25 August 2023
Web Scraping and Data Mining with R
The widespread accessibility of the internet and the ongoing digitisation of information has transformed how people communicate and share knowledge. These changes have provided new possibilities for social scientists who can now use large sources of publicly available online data to gain new insights about individuals and their social environment. Creative uses of unsolicited online data can provide a unique window into people’s behaviours, attitudes, and beliefs in the context of significant social, political, and economic realities. Such “big data” approaches have led to significant advances in our understanding of the dynamics of political ideology, risk attitudes, health, wellbeing, misinformation, consumer behaviour, and sustainability, among many others.
The aim of this course is to introduce the core concepts and methodologies for web scraping and data mining approaches in R. During the sessions, participants will learn about the sources and types of online data that can be accessed by social scientists. They will also develop new skills in how such data can be scraped/harvested/extracted. In a series of practical exercises and activities, participants will learn about managing their own big data science projects and solving challenges associated with ethical considerations, data wrangling and formatting, web crawling, and data exploration through visualisation. During the course, participants will apply their new skills as they embark on their first data mining project under the supervision of the course lead. On the completion of the course, participants will be equipped with the necessary skills to identify, extract, process, and visualise large volumes of online data.
Course Structure
The entire course is split into theoretical and practical parts.
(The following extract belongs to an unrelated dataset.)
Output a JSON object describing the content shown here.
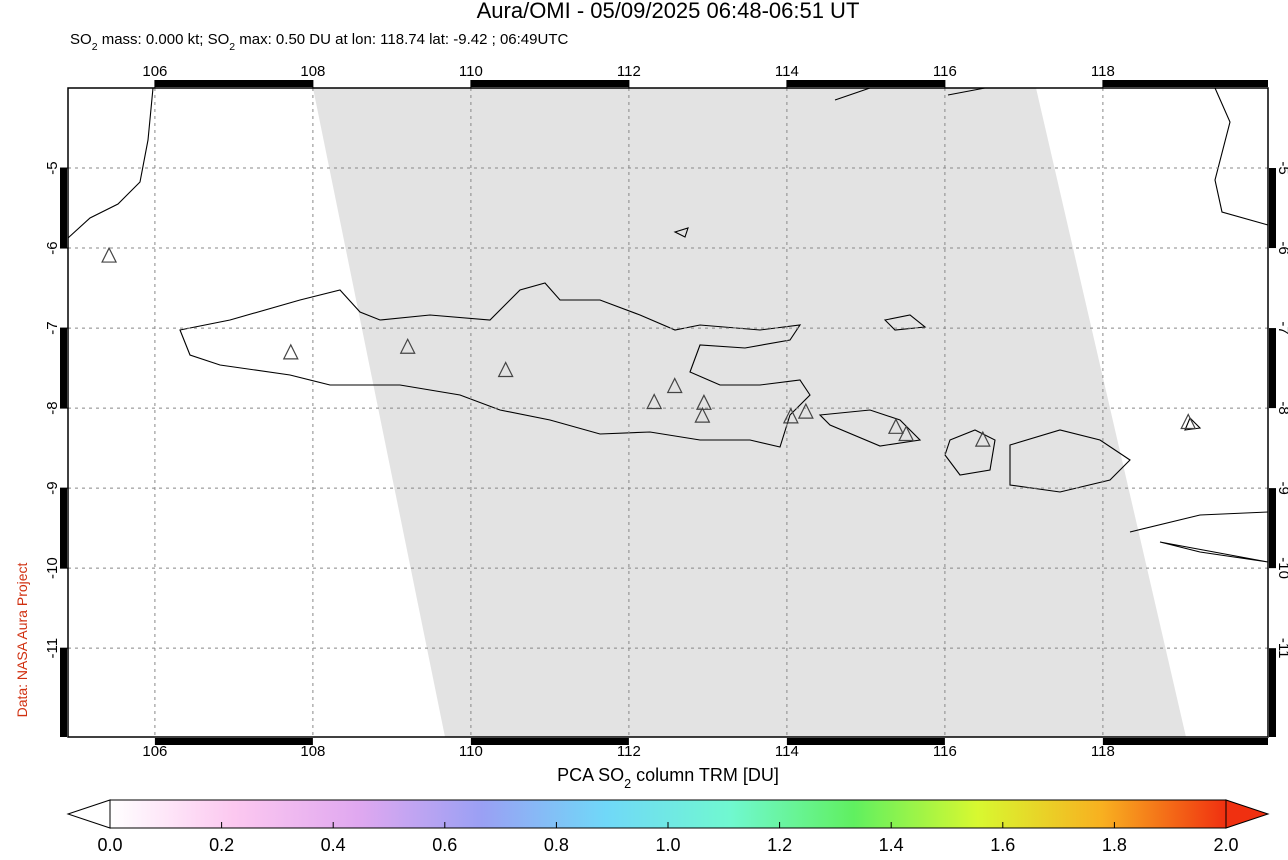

Each day will begin with a class covering one of the core web scraping and/or data mining topics. Early afternoons (after lunch) will be devoted to practical exercises and activities, which will require participants to apply a range of data mining techniques to collect, process, and visualise online data. During the remainder of the day (late afternoon), participants will be given the opportunity to work on their own data science project. Participants are welcome to work on their own chosen topics or select a topic from a series of pre-determined mini-projects. Materials (lecture slides, sample datasets, handouts, exercises with solutions, annotated R scripts) will be made openly available via a GitHub repository to all participants.
Detailed Overview (specific activities are exemplary and subject to change)
Day 1
Morning: Basic concepts.
• Fundamental aspects of web scraping and data mining.
• R tools and skills for acquiring and processing large volumes of online data.
Afternoon: First dataset.
• Accessing and downloading large and unstructured online datasets.
Day 2
Morning: Scraping fundamentals.
• Sources of data and methods for accessing them using web crawlers.
• Practical and theoretical challenges associated with the collection and management of unstructured online datasets.
Afternoon: APIs.
• How to access data via official REST APIs.
• Pre-processing data stored in unique data formats.
Day 3
Morning: Advanced scraping.
• Understanding html structure of public websites.
• Extracting quantitative and textual data from an unstructured web source code.
Afternoon: HTML crawlers.
• Building your own html scraper.
• Deploying web crawler and extracting data from html and css code.
Day 4
Morning: Big data pitfalls.
• Pitfalls, challenges, and misuses of large volumes of data in social science.
• Good practices for performing and managing data mining projects.
Afternoon: Visualisation.
• Identifying sources of bias in a large and unstructured dataset of online communication.
• Visualisation of online data.
Day 5
Morning:
• Project work and presentation preparation.
Afternoon:
• Presentations of individual projects.
Course leader
Dr Lukasz Walasek is an associate professor at the Department of Psychology, University of Warwick, UK.
Target group
graduate students, doctoral researchers, early career researchers, experienced researchers
Prerequisites:
Participants are expected to have basic computer and statistical analysis skills. Good knowledge of R is necessary to participate in practical exercises and activities. The course will introduce participants to the basics of html, css, and JavaScript, but no prior knowledge of these topics is necessary.
Credits info
The Summer School cannot grant credits. We only deliver a Certificate of Participation, i.e. we certify your attendance.
If you consider using Summer School workshops to obtain credits (ECTS), you will have to investigate at your home institution (contact the person/institute responsible for your degree) to find out whether they recognise the Summer School, how many credits can be earned from a workshop/course with roughly 35 hours of teaching, no graded work, and no exams.
Make sure to investigate this matter before registering if this is important to you
Fee info
CHF 700: Reduced fee: 700 Swiss Francs per weekly workshop for students (requires proof of student status).
CHF 1100: Normal fee: 1100 Swiss Francs per weekly workshop for all others.